En 2011 débarque aux USA, au milieu de pléthore de séries policières basées sur des enquêtes au long cours, l’adaptation très fidèle d’une série danoise au succès local remarquable, Forbrydelsen. Basée dans la région grise et pluvieuse de Seattle, elle se démarque pourtant rapidement de ses comparses télévisuelles par son ambiance, son ton, son rythme et le développement des personnages liés à une enquête passionnante. Et si les saisons enchaînent jusqu’à cette année des intrigues plutôt classiques (disparition d’une ado, complot mafieux et politique régional, condamnation à mort d’un possible innocent, ou massacre familial sur fond d’école militaire taiseuse), elles permettent aussi le portrait en cinémascope de flics au bout du rouleau, désabusés ou bien méritants évoluant dans un contexte déprimant.

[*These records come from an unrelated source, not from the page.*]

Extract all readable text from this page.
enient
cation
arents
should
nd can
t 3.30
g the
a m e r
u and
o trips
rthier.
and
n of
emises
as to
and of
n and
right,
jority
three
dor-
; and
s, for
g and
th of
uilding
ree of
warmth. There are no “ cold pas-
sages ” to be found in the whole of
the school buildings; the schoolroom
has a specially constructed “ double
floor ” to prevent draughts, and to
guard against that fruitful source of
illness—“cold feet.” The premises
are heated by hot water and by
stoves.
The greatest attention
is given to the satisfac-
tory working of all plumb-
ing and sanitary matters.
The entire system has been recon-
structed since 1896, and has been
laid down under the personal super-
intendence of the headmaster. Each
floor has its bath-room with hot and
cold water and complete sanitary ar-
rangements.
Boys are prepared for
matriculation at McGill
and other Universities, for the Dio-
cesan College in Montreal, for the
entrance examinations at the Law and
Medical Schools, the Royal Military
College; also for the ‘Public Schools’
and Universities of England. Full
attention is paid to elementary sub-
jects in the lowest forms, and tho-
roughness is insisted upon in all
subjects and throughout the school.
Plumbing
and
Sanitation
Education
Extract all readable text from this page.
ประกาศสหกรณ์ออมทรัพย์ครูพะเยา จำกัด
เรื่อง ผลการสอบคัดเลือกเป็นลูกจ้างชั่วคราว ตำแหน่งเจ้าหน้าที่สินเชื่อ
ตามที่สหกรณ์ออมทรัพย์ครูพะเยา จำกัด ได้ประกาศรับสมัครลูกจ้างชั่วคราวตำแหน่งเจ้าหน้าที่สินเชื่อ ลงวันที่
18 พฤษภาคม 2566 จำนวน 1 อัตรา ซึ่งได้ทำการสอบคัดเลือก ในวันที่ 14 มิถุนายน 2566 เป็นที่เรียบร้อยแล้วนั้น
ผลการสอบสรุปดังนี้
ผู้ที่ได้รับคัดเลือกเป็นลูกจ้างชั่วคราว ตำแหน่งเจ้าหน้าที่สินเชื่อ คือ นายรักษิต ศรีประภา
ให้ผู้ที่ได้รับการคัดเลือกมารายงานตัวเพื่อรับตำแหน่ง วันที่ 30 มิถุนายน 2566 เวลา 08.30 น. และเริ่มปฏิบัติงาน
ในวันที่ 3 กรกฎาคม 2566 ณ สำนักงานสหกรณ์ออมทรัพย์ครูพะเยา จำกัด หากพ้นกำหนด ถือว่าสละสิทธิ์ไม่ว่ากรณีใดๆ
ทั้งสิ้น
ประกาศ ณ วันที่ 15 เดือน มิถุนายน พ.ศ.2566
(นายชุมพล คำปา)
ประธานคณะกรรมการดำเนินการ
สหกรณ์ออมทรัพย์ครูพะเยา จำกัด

Car la force, l’originalité et finalement la beauté formelle de The Killing résident essentiellement dans ça : plus que jamais, l’enquête policière se dissimule derrière des personnages forts, durs et d’une bouleversante simplicité. Il convient ici de saluer la sublime interprétation de Michelle Enos, dont je me demande encore comment elle a pu échapper aux récompenses des Emmy Awards où elle fut souvent nominée. Véritable mur de façade, allure un peu bancable et malaisée, toujours mal dégrossie, coiffée, blafarde, avec blousons XXL et pulls camionneurs, elle est un bloc de froideur et de persévérance, inapte à toute forme de sociabilité, héritière d’un passé sentimental chaotique qui lui a valu la séparation d’avec un fils qu’elle ne voit pratiquement jamais, et dotée d’une logique froide et impressionnante qui l’empêche d’être déviée de ses investigations criminelles. Et pourtant, au détour d’un effondrement des parents d’une disparue, d’une destinée qui bascule, d’aveux arrachés de témoins, elle doute, vacille, ou s’effondre le temps d’une minute, d’une scène, sans longueur ni pathos. Et quand les fêlures apparaissent, que le masque tombe, même quelques instants, elle est magnifique, très émouvante, car on devine l’importance de cet instant émotionnel si rare dans ce personnages hermétique. Et l’actrice l’incarne avec une précision et un talent assez rarement vus sur le petit écran.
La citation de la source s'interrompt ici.